There had been quite a few popular characters for teenagers in Bengali fiction during the '70s and '80s. Bengali literature has been very rich through the ages and that applies to children's literature as well. We never had any dearth of literary heroes back then, and their authors were demigods to us. To me, Satyajit Ray was the creator of my favourite detective, Feluda. I knew Ray was also a film-maker, but as I mentioned earlier, cinema was not a medium we indulged in. My first Saturday afternoon film happened to be Sonar Kella, which was one of the Feluda stories I had not read. Watching the colour film in a black and white Television didn't rob it of the magic it first created on an impressionable mind. Feluda on screen matched my imagination to the fullest; then onwards, Soumitra Chatterjee (who played Feluda) became a favourite, which he is even today, along with his mentor Satyajit Ray. However, at that time, I was a bit unsure about the power of Ray as a film-maker. I was under the impression that Ray's task was slightly easy in the film since the character was his own literary creation. Fortunately for me, a few months later, I watched his debut film Pather Panchali—the rest, as they say, is history.

I had already read Pather Panchali and Aparajito—the two volumes written by Bibhutibhusan Bandyopadhyay—and in no time, he had become my favourite Bengali novelist. Apu, the iconic character in the novels, haunted my imagination all the time, and like generations of Bengalis, I often loved to think of myself as Apu.
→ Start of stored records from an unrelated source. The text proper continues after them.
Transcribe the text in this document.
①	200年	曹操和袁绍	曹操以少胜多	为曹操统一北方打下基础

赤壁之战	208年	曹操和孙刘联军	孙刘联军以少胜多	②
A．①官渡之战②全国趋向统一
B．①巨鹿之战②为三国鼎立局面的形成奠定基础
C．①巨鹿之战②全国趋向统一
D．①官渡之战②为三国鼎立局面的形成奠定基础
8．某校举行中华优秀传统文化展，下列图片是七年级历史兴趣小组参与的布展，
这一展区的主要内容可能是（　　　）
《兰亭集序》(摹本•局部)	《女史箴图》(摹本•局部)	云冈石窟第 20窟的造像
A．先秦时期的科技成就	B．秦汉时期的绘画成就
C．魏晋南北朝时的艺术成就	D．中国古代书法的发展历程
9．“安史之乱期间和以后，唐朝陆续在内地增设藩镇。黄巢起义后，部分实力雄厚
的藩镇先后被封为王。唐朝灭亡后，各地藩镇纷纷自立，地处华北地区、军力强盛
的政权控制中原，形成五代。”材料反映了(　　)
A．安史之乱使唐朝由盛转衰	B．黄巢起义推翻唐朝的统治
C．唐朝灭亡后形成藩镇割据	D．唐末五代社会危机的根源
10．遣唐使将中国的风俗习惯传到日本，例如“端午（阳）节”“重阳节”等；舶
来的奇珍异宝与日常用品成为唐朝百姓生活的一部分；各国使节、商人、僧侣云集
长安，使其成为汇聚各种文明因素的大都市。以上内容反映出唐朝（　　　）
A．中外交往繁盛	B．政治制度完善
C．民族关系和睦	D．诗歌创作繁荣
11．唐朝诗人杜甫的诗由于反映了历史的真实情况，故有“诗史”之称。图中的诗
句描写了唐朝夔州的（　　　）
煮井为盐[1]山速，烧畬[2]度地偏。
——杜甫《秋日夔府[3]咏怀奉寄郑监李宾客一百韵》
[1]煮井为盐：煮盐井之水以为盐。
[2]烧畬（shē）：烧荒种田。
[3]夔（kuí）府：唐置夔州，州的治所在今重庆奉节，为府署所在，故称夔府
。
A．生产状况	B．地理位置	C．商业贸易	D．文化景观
Ray's Apu in Pather Panchali was that quintessential Apu of my imagination; if I had created any other image of him while reading the story, I wouldn't remember anymore. The genius of Ray was in making all his characters believable to his audience from his very first film.
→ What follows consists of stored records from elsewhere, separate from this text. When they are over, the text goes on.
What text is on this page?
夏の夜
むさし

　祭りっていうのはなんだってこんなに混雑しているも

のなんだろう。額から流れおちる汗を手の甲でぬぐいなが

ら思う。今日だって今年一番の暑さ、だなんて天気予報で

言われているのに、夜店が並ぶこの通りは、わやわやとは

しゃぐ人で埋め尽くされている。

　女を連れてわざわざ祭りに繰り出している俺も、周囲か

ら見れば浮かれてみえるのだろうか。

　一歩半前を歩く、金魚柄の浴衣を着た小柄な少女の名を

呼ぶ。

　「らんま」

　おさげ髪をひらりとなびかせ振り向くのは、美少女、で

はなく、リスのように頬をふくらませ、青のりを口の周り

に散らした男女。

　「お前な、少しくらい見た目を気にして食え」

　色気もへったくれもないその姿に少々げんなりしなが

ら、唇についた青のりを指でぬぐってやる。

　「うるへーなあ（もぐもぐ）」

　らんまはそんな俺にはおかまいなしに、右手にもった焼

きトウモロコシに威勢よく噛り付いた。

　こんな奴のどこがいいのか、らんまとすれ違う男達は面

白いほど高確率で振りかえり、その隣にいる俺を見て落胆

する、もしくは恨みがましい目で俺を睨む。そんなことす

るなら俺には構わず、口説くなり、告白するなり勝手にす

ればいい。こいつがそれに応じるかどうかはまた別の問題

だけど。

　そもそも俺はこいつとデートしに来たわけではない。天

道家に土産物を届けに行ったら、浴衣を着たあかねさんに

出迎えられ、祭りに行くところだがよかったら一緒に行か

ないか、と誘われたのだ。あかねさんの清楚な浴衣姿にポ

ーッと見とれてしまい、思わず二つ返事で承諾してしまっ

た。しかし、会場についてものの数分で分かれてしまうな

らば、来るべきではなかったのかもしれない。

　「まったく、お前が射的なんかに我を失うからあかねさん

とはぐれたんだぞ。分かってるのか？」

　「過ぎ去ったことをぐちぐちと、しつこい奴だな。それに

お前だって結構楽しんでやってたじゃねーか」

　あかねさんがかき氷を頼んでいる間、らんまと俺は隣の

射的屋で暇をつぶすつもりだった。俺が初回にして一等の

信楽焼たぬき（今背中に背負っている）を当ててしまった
Since the magical experience of watching Pother Panchali, the film-maker attained an elevated position in my mind. This is extremely important, since I watched the film after three decades of its first release and even then it remained a cinematic experience unique to me. Nothing I had watched before could match up. To a city-bred boy who had, till then, never seen a village, the depiction of rural life was so vivid and believable that it was essentially unreal. Henceforth, in those pre-YouTube, pre-DVD and pre-Torrent days, I would slowly but surely try to watch most of his films, and my admiration of the master knew no bounds. Along with Ritwik Ghatak's deeply passionate and personal film-making style, Ray's eloquent classical charm held me captive since my days of youth.
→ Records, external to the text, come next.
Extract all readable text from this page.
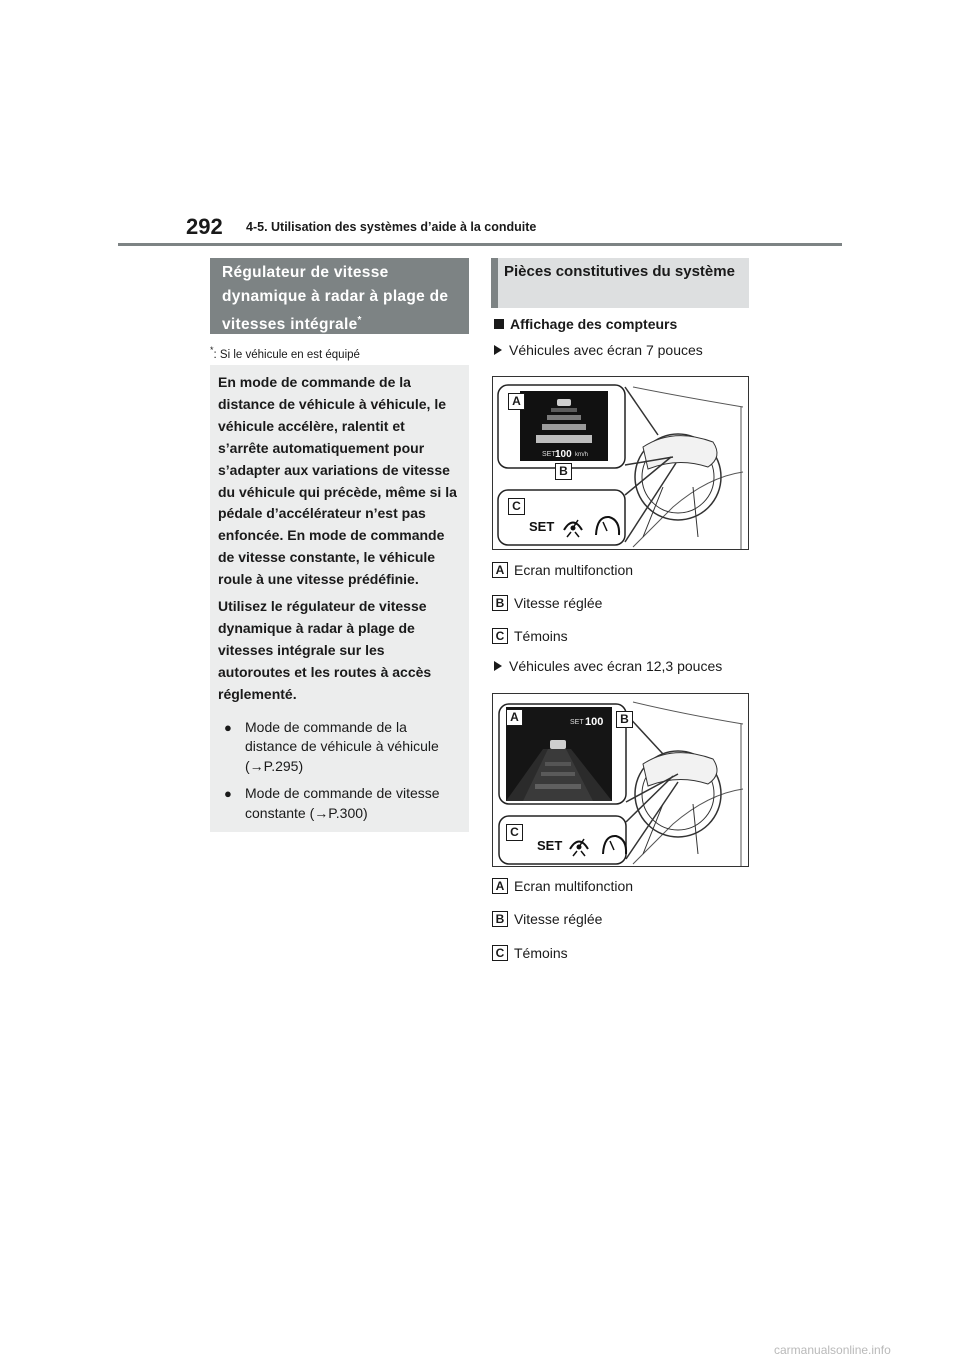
292 4-5. Utilisation des systèmes d’aide à la conduite
Régulateur de vitesse dynamique à radar à plage de vitesses intégrale*
*: Si le véhicule en est équipé

En mode de commande de la distance de véhicule à véhicule, le véhicule accélère, ralentit et s’arrête automatiquement pour s’adapter aux variations de vitesse du véhicule qui précède, même si la pédale d’accélérateur n’est pas enfoncée. En mode de commande de vitesse constante, le véhicule roule à une vitesse prédéfinie.

Utilisez le régulateur de vitesse dynamique à radar à plage de vitesses intégrale sur les autoroutes et les routes à accès réglementé.

● Mode de commande de la distance de véhicule à véhicule (→P.295)
● Mode de commande de vitesse constante (→P.300)
Pièces constitutives du système
Affichage des compteurs
Véhicules avec écran 7 pouces
SET 100 km/h
SET
A
B
C
A Ecran multifonction
B Vitesse réglée
C Témoins
Véhicules avec écran 12,3 pouces
SET 100
SET
A	B
C
A Ecran multifonction
B Vitesse réglée
C Témoins
carmanualsonline.info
What appeal do Ray's Films have? Without being didactic, one can safely say that Ray's cinema gives Bengalis a space to breathe, the same way as Bengali literature does with its richness. Ray in cinema was almost equivalent to Tagore in literature. He is a prized possession like Tagore—both admired and revered—but the people of the community have seldom internalized their creative philosophies. Like any great form of art, Ray's cinema is simple in its essence and profoundly deep in its eternal appeal and understanding. Thereby, it lets the viewer access it at multiple levels, based on the individual's capacity and mindset. Goopy Gyne Bagha Byne is one such example that can be perceived at different planes and at each of them, the experience is gratifying. In most of the cases, Ray has delivered within the rubrics of narrative storytelling. Neither has he experimented much with the cinematic form the way the 'nouvelle vague' directors, the great Russian masters, several European directors and some of the later Indian film-makers have, nor have most of his films deviated from the social strata they depicted. Ray mostly portrayed the educated, Bengali middle-class, whose financial status is not a burden on their emotional and philosophical one. Here, he is markedly different from Mrinal Sen, his contemporary, who had more effectively explored the lower-middle-class segments of society, or Shyam Benegal, who deliberated on the lower rungs of the society. It is this educated Bengali middle-class that has supported and upheld Ray's cinema; he has generally fulfilled the expectation of his audience.